The issue:
Travel to exotic locales can be expensive, inconvenient, and perhaps even dangerous or impossible.
Proposal:
Using the same technology that companies like Google use to get street view images (now available in 40-lb backpack format as well: https://www.google.com/search?tbm=isch&sa=1&q=google+street+view+camera ), we can set up a scenario where you can conduct tourism by proxy using a VR headset.
This would work as follows:
- You submit a request online, like “I’d like to see the pyramids of Giza.”
- Someone who is already in the vicinity accepts your request. You pay them and they put on a panoramic street view camera.
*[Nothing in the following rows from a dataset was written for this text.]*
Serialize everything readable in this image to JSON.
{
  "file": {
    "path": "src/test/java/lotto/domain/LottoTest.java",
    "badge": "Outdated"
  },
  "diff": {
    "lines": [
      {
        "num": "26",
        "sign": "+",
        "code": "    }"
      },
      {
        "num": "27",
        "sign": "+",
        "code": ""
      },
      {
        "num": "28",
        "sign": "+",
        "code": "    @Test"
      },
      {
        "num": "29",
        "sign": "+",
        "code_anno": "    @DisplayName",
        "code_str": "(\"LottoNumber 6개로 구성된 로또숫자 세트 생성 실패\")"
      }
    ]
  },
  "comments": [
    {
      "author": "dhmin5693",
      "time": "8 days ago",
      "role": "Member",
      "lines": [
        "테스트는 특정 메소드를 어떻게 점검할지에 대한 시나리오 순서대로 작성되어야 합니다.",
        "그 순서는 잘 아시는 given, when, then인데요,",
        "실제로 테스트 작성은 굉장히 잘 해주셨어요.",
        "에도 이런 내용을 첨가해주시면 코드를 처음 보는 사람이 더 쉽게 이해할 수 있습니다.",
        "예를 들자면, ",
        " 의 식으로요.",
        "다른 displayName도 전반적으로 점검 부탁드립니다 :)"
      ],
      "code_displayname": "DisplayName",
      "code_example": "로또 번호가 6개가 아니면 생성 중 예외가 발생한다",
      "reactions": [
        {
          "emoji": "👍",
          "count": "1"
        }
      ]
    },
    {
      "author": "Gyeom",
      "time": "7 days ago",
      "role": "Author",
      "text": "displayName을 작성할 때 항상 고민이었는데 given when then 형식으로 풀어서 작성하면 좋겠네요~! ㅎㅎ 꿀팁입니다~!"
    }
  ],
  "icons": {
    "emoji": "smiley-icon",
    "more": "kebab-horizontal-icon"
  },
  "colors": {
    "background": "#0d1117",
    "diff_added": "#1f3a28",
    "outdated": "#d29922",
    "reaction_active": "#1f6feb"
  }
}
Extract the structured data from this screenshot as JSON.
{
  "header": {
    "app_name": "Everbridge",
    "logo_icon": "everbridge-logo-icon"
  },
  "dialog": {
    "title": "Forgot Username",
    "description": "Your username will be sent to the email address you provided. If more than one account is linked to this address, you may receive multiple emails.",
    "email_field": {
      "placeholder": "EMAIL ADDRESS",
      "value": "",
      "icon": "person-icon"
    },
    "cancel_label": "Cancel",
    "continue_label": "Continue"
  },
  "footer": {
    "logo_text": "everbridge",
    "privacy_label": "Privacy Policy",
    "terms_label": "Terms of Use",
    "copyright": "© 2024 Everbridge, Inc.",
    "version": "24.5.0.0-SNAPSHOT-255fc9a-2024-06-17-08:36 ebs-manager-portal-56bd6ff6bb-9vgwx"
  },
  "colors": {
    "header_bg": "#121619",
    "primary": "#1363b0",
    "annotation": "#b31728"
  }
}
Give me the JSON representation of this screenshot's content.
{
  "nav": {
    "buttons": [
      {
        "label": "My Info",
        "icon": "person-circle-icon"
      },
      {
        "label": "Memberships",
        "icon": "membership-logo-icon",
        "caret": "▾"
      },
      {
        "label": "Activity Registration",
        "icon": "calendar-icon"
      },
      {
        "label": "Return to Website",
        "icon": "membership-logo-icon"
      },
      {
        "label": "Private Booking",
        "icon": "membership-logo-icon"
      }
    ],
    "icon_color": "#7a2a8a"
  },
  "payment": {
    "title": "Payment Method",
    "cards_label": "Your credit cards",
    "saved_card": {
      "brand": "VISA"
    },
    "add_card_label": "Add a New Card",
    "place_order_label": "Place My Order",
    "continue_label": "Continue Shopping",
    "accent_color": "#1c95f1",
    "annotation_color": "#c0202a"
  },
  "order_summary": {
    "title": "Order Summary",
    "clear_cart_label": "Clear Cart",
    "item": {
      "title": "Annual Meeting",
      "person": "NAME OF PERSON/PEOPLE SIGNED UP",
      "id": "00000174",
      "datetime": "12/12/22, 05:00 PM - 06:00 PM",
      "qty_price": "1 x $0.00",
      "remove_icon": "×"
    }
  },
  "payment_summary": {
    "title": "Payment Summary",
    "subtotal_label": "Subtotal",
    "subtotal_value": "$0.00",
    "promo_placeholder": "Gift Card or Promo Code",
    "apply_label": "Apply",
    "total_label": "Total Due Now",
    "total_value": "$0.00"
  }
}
- You then call them up and perform the VR equivalent of a Skype / FaceTime / Hangouts call.
- The tour guide will either walk around on their own, or perhaps take requests from the remote viewer.
Fig. 1: This fashionable individual in a VR headset is standing comfortably at home while getting a VR tour of Egyptian pyramids, which is directed by the person in Figure 2.
Fig. 2: This “VR tour guide” is carrying the cameras and microphones so that the individual in Figure 1 can get an immersive real-time VR tour of the pyramids.
Fig. 3: In addition to enabling extremely lazy travelers, VR tours could be used to experience otherwise difficult or impossible environments.
Eco-friendly final point:
This technology would also reduce the amount of energy expended on travel (particularly via airplane), which both saves fuel and also reduces the number of greenhouse gasses generated.
PROS: Saves time, money, and the environment.
CONS: Might negatively impact revenue at certain difficult-to-access tourist destinations like Machu Picchu.